Last fall, Meredith doubled down on print by buying Time Inc. from Time Warner. The move firmly established Meredith as the largest magazine publisher in the U.S.

It did something else too. It opened the door to break through the digital ad duopoly that has been hamstringing publishers and their digital ad revenue dreams.

“With Time Inc.’s digital properties on board, Meredith generates 170 million unique monthly visitors in the U.S., more than 10 billion annual video views and nearly $700 million in digital advertising revenue, according to the company,” writes Jeffrey A. Trachtenberg in the Wall Street Journal. “That scale, says [Meredith executive chairman Stephen] Lacy, will enable Meredith to better compete with Facebook and Google, which together command the lion’s share of new digital ad dollars.”

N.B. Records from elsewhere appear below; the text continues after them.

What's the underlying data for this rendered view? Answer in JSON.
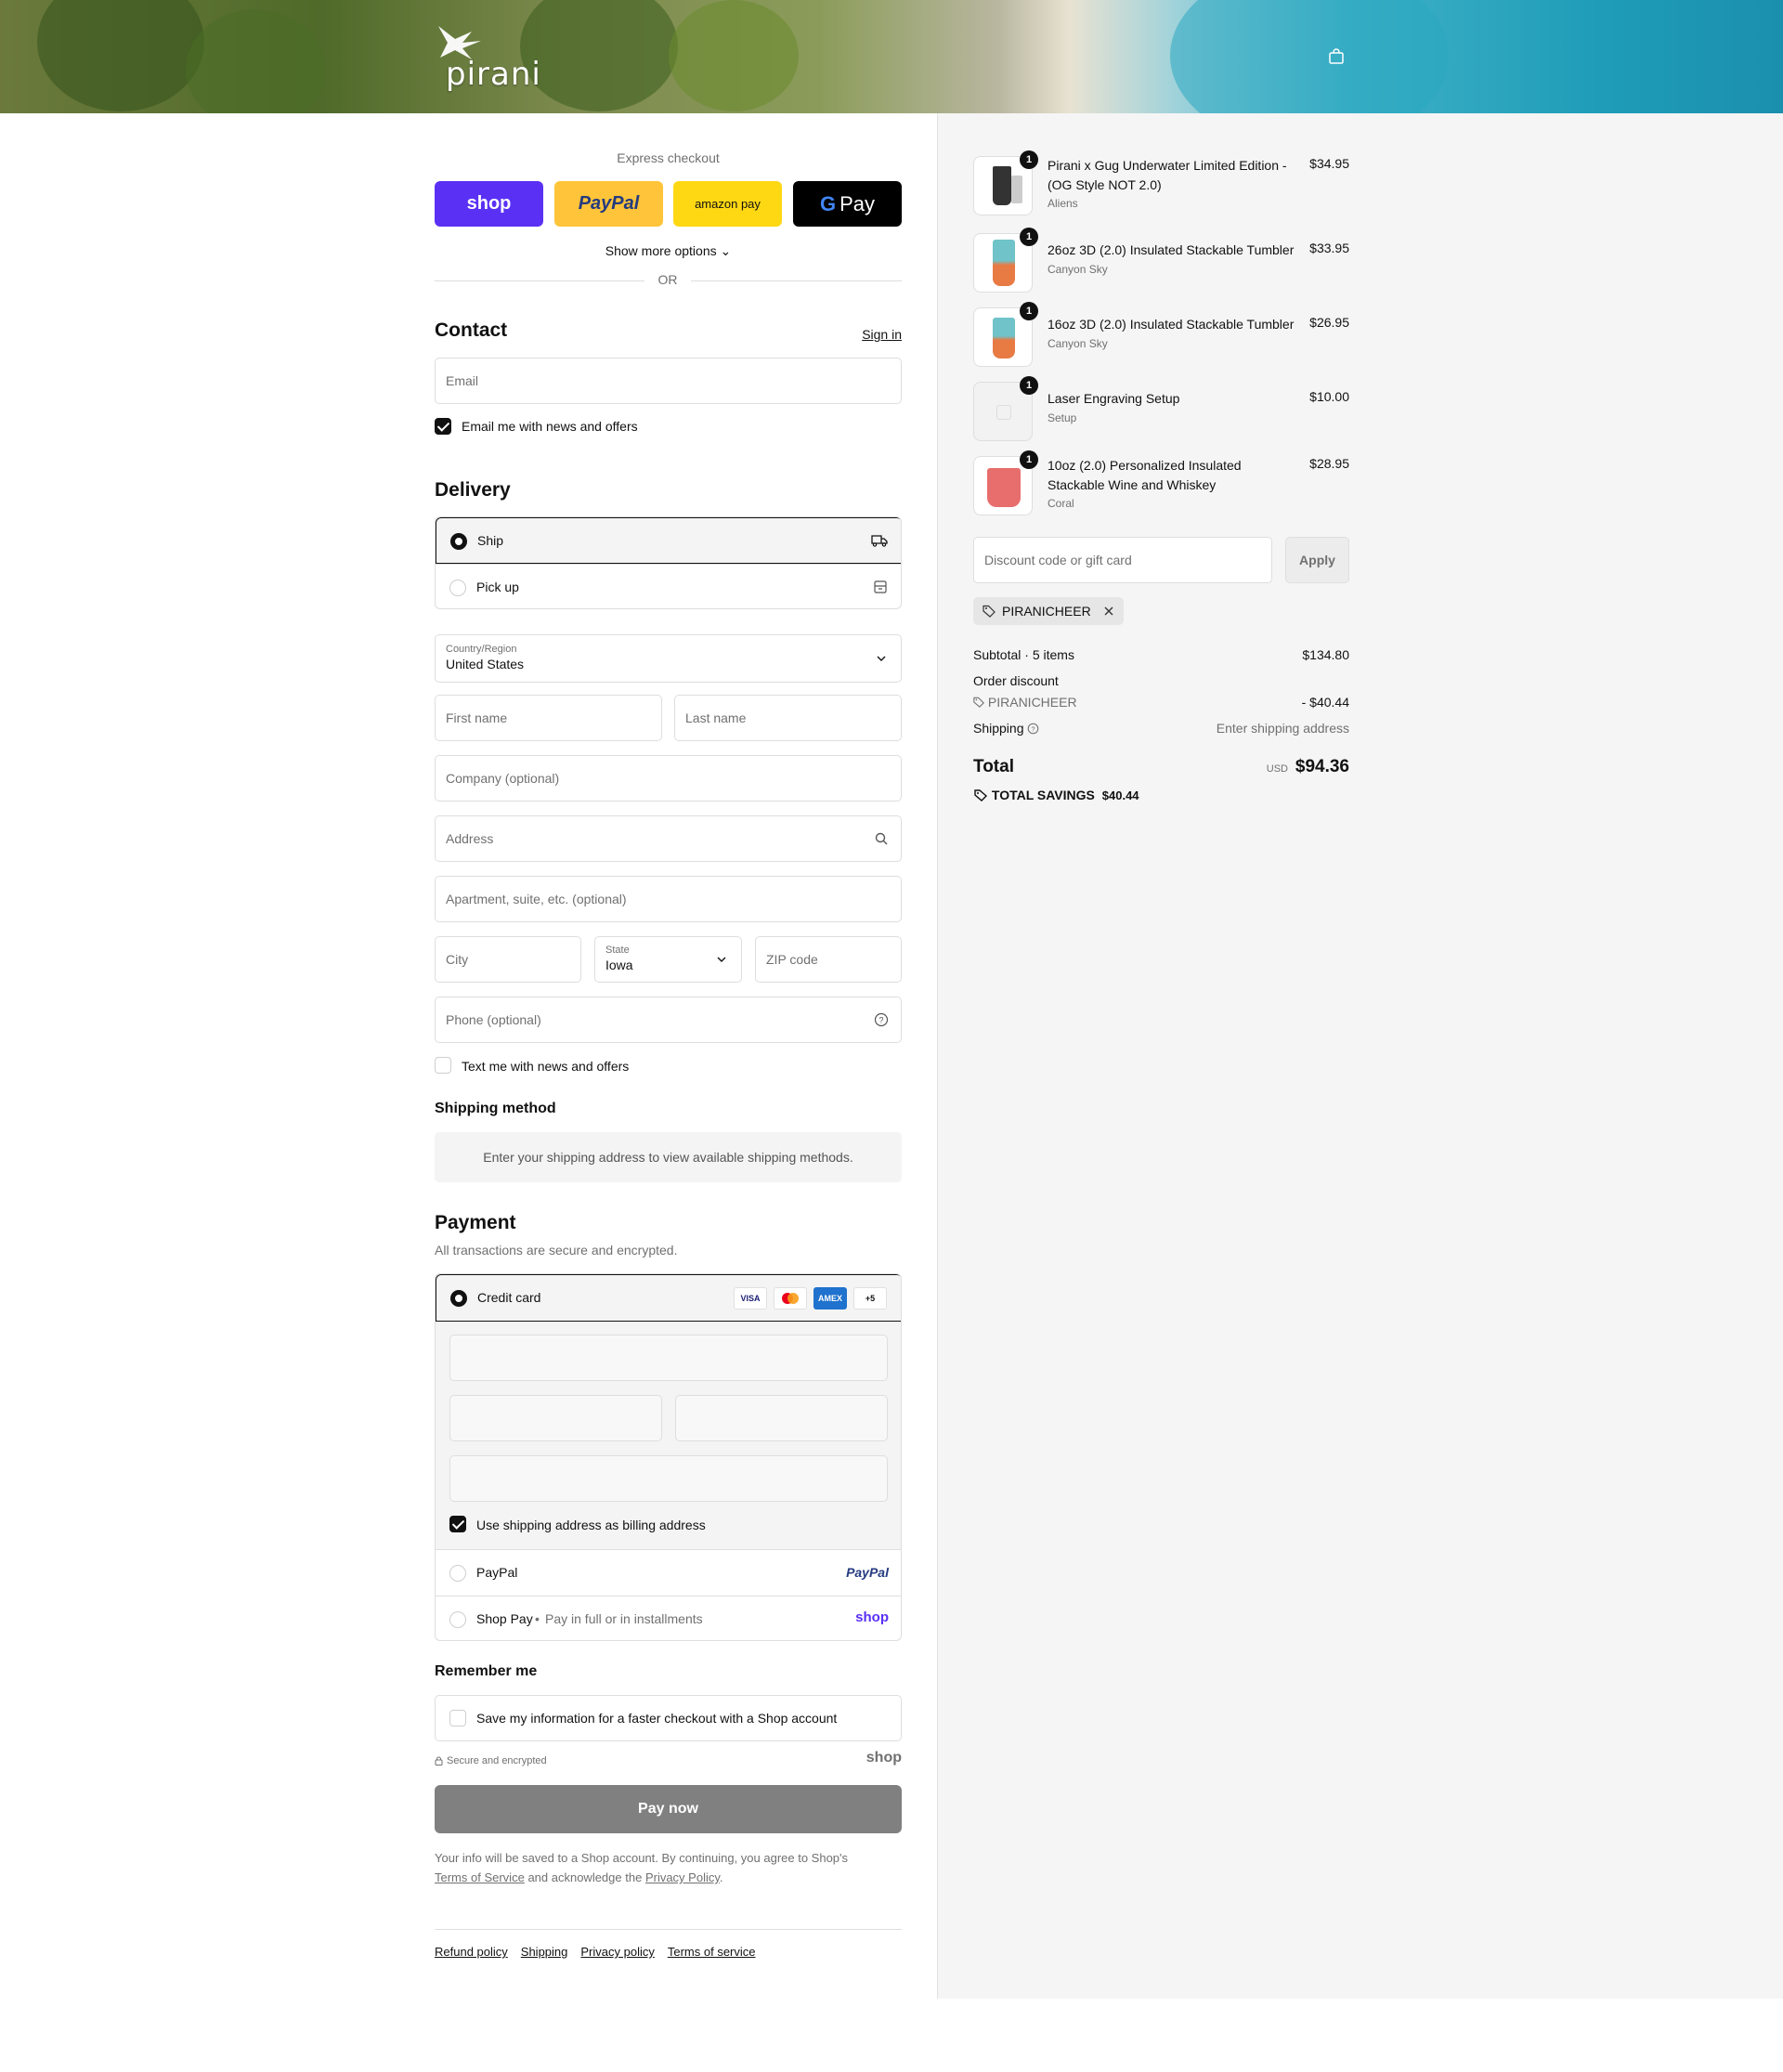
{
  "header": {
    "logo_text": "pirani",
    "cart_icon": "bag-icon"
  },
  "express": {
    "title": "Express checkout",
    "shop_label": "shop",
    "paypal_label": "PayPal",
    "amazon_label": "amazon pay",
    "gpay_label": "Pay",
    "more_label": "Show more options",
    "or_label": "OR",
    "colors": {
      "shop": "#5a31f4",
      "paypal": "#ffc439",
      "amazon": "#ffd814",
      "gpay": "#000000"
    }
  },
  "contact": {
    "title": "Contact",
    "signin_label": "Sign in",
    "email_placeholder": "Email",
    "news_label": "Email me with news and offers",
    "news_checked": true
  },
  "delivery": {
    "title": "Delivery",
    "ship_label": "Ship",
    "pickup_label": "Pick up",
    "country_label": "Country/Region",
    "country_value": "United States",
    "first_name_placeholder": "First name",
    "last_name_placeholder": "Last name",
    "company_placeholder": "Company (optional)",
    "address_placeholder": "Address",
    "apartment_placeholder": "Apartment, suite, etc. (optional)",
    "city_placeholder": "City",
    "state_label": "State",
    "state_value": "Iowa",
    "zip_placeholder": "ZIP code",
    "phone_placeholder": "Phone (optional)",
    "text_label": "Text me with news and offers"
  },
  "shipping_method": {
    "title": "Shipping method",
    "message": "Enter your shipping address to view available shipping methods."
  },
  "payment": {
    "title": "Payment",
    "subtitle": "All transactions are secure and encrypted.",
    "credit_card_label": "Credit card",
    "card_brands": [
      "VISA",
      "MC",
      "AMEX",
      "+5"
    ],
    "billing_label": "Use shipping address as billing address",
    "billing_checked": true,
    "paypal_label": "PayPal",
    "paypal_logo": "PayPal",
    "shoppay_label": "Shop Pay",
    "shoppay_sub": "Pay in full or in installments",
    "shoppay_logo": "shop"
  },
  "remember": {
    "title": "Remember me",
    "save_label": "Save my information for a faster checkout with a Shop account",
    "secure_label": "Secure and encrypted",
    "shop_logo": "shop"
  },
  "pay_now_label": "Pay now",
  "legal": {
    "text_1": "Your info will be saved to a Shop account. By continuing, you agree to Shop's",
    "tos_link": "Terms of Service",
    "text_2": "and acknowledge the",
    "privacy_link": "Privacy Policy",
    "text_3": "."
  },
  "footer_links": [
    "Refund policy",
    "Shipping",
    "Privacy policy",
    "Terms of service"
  ],
  "cart": {
    "items": [
      {
        "name": "Pirani x Gug Underwater Limited Edition - (OG Style NOT 2.0)",
        "variant": "Aliens",
        "price": "$34.95",
        "qty": "1"
      },
      {
        "name": "26oz 3D (2.0) Insulated Stackable Tumbler",
        "variant": "Canyon Sky",
        "price": "$33.95",
        "qty": "1"
      },
      {
        "name": "16oz 3D (2.0) Insulated Stackable Tumbler",
        "variant": "Canyon Sky",
        "price": "$26.95",
        "qty": "1"
      },
      {
        "name": "Laser Engraving Setup",
        "variant": "Setup",
        "price": "$10.00",
        "qty": "1"
      },
      {
        "name": "10oz (2.0) Personalized Insulated Stackable Wine and Whiskey",
        "variant": "Coral",
        "price": "$28.95",
        "qty": "1"
      }
    ],
    "discount_placeholder": "Discount code or gift card",
    "apply_label": "Apply",
    "applied_code": "PIRANICHEER",
    "subtotal_label": "Subtotal · 5 items",
    "subtotal_value": "$134.80",
    "order_discount_label": "Order discount",
    "discount_code": "PIRANICHEER",
    "discount_value": "- $40.44",
    "shipping_label": "Shipping",
    "shipping_value": "Enter shipping address",
    "total_label": "Total",
    "currency": "USD",
    "total_value": "$94.36",
    "savings_label": "TOTAL SAVINGS",
    "savings_value": "$40.44"
  }
}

Lacy sees a future for Meredith that includes paid content (their 60 million subscribers form their second largest revenue stream) and the kind of robust advertising platform that ad partners are clamoring for.

“In all conversations with our major advertisers and marketers, they’ve said they want to do larger cross-platform deals with fewer players,” Lacy told Trachtenberg. “The ability to have a consumer audience that moves across all major adult life phases creates so many more opportunities. We now reach 200 million unduplicated consumers with 60 million unduplicated subscribers.”

Lacy, formerly the CFO for Meredith, is in the business to make money. Throughout the recent chaos in the industry, he’s been a stalwart believer in the power of print. Buying print magazines is, in his eyes, a smart business move.

“I have a lot of confidence in our longtime consumer connection. Then we built a digital business on top of that and never cannibalized our print business with the digital,” Lacy notes, reaffirming their “print proud, digital smart” mantra.

The brand also owns several TV stations, and that side of the business is growing well – but it comes with a downside.

“It’s a high cash-flow margin business,” he explains. “But you never own the brand. You have the pleasure of renewing your affiliation with the network every five years, and they take their bite from that apple.

“That’s not the case with People and Real Simple and Better Homes & Gardens,” he continues. “Those are owned-and-operated brands,” he explains.

The phrase “owned and operated” keeps coming up lately. We were just talking about this last week, as more magazine publishers look to a paid content strategy to atone for the original sin of giving away their biggest assets. For Meredith, creating a high-value ad platform for their partners – rather than Facebook or Google – makes good business sense.

Is it the end of the Facebook/Google duopoly? No, but it’s a start. Publishers are regaining their footing, reclaiming their space and getting down to what matters – high-quality content that their readers and the engaged audience that advertisers need.